Note that it does not really matter what we call the font used for our Chapter titles -- we can call it 17 points or 18 points or 19 points -- as long as we use the same name for all characters of the same height (and same font family and font face).  We are going to reproduce the original characters just as they are in the printed book.  Although it would be nice if we used the same names/sizes as in the book design document.

So empirically, we have:

11 point -- Section heading numbers, titles
10 point -- normal text, section, subsection titles
 9 point -- bibliography
 8 point -- figure captions, page numbers, running heads, sub/superscripts for normal text.
 7 point -- All caps tags for DEFINITIONS, THEOREMS, LEMMAS, sub/superscripts for bibliography or figure captions
 6 point -- second level sub/superscripts

Actually we are having some difficulty with superscripts and subscripts.  None of the book design documents say what they should be.  Other documents suggest that for a 10 point text, a subscript should be 7 point and then a second level subscript should be 5 point.  But our smallest second level subscripts seem more like 6 point, so we suspect that subscripts (and superscripts) should be 8 point.

One way to try to determine this is to look at the actual characters on the page.  On page 23, for example, we have superscripts of 0, 1, and 2 (last paragraph) which are 43 or 44 dots high, which (at 6 dots per point) would be 7 point.  There are also second level subscripts of 0, 1, and 2 which are 37 dots, or 6 points. So this example suggests that for 10 point text, subscripts should be 7 point, and second level subscripts should be 6 point.

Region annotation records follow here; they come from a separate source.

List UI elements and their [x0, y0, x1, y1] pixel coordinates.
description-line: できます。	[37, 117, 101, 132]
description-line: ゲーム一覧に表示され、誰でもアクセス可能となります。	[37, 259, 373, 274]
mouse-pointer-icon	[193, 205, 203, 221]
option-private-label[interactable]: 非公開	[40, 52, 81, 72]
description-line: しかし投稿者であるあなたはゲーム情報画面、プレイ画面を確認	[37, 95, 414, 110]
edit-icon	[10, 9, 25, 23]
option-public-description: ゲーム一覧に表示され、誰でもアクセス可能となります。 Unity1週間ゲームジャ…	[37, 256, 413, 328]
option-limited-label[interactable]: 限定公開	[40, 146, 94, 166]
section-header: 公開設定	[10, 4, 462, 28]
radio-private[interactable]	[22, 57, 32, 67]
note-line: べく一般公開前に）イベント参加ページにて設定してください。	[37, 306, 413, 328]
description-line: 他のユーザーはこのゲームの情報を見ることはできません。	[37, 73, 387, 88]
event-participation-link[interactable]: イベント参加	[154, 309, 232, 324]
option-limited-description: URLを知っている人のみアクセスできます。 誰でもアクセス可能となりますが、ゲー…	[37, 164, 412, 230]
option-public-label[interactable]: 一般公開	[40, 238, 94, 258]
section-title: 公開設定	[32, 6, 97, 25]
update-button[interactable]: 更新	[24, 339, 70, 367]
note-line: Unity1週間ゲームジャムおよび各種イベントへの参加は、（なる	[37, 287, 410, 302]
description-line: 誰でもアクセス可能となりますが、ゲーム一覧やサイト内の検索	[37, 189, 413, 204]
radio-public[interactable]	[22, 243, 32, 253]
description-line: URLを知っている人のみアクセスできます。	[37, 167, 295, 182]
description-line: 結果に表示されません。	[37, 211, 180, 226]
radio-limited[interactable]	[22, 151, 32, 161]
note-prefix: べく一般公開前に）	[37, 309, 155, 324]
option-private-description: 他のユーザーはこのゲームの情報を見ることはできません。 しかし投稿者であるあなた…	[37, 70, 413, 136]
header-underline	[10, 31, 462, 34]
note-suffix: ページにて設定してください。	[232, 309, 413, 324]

Our current approach is to build an ideal image of a particular character  (for a given point size, font family, and font face) by averaging together all the bits of all the instances of that character that we have.  So we take all the 8 point, italic, Times Roman instances of "e" and average them together.  Since we have 730 instances of these,  the law of large numbers suggests that errors or deviations in a few of those will not matter.  (And we will review and edit the fonts produced anyway.)

But to check, after we have defined our ideal 8 point italic Times Roman "e", we run back over all 730 of the specific instances and compute the difference between the specific instance and the ideal, looking for any large differences.  A large difference suggests that that particular specific instance may be something other than a 8 point italic Times Roman "e" -- it might be a different size, or different font face.  In fact we also check to see if that specific "e" might match a different point size closer than it does the assigned point size.

This approach fixes most of our issues, but also exposes that the printed book is highly analog.  Many characters are "broken".



Other characters are the wrong size.  For example, the subscript 'j' in the Index for "Maximal tj-dead submarkings"  (page 284) should be a 7 point italic j, but for all appearances is a 10 point italic j.  The horizontal ellipsis in the caption for Figure 8.10  should be 8 point, but empirically is 10 point (as are the commas before and after it).  The text at the top of pages 268 and 274 is the wrong point size (should be 9 point not 10 point) and with the wrong margins.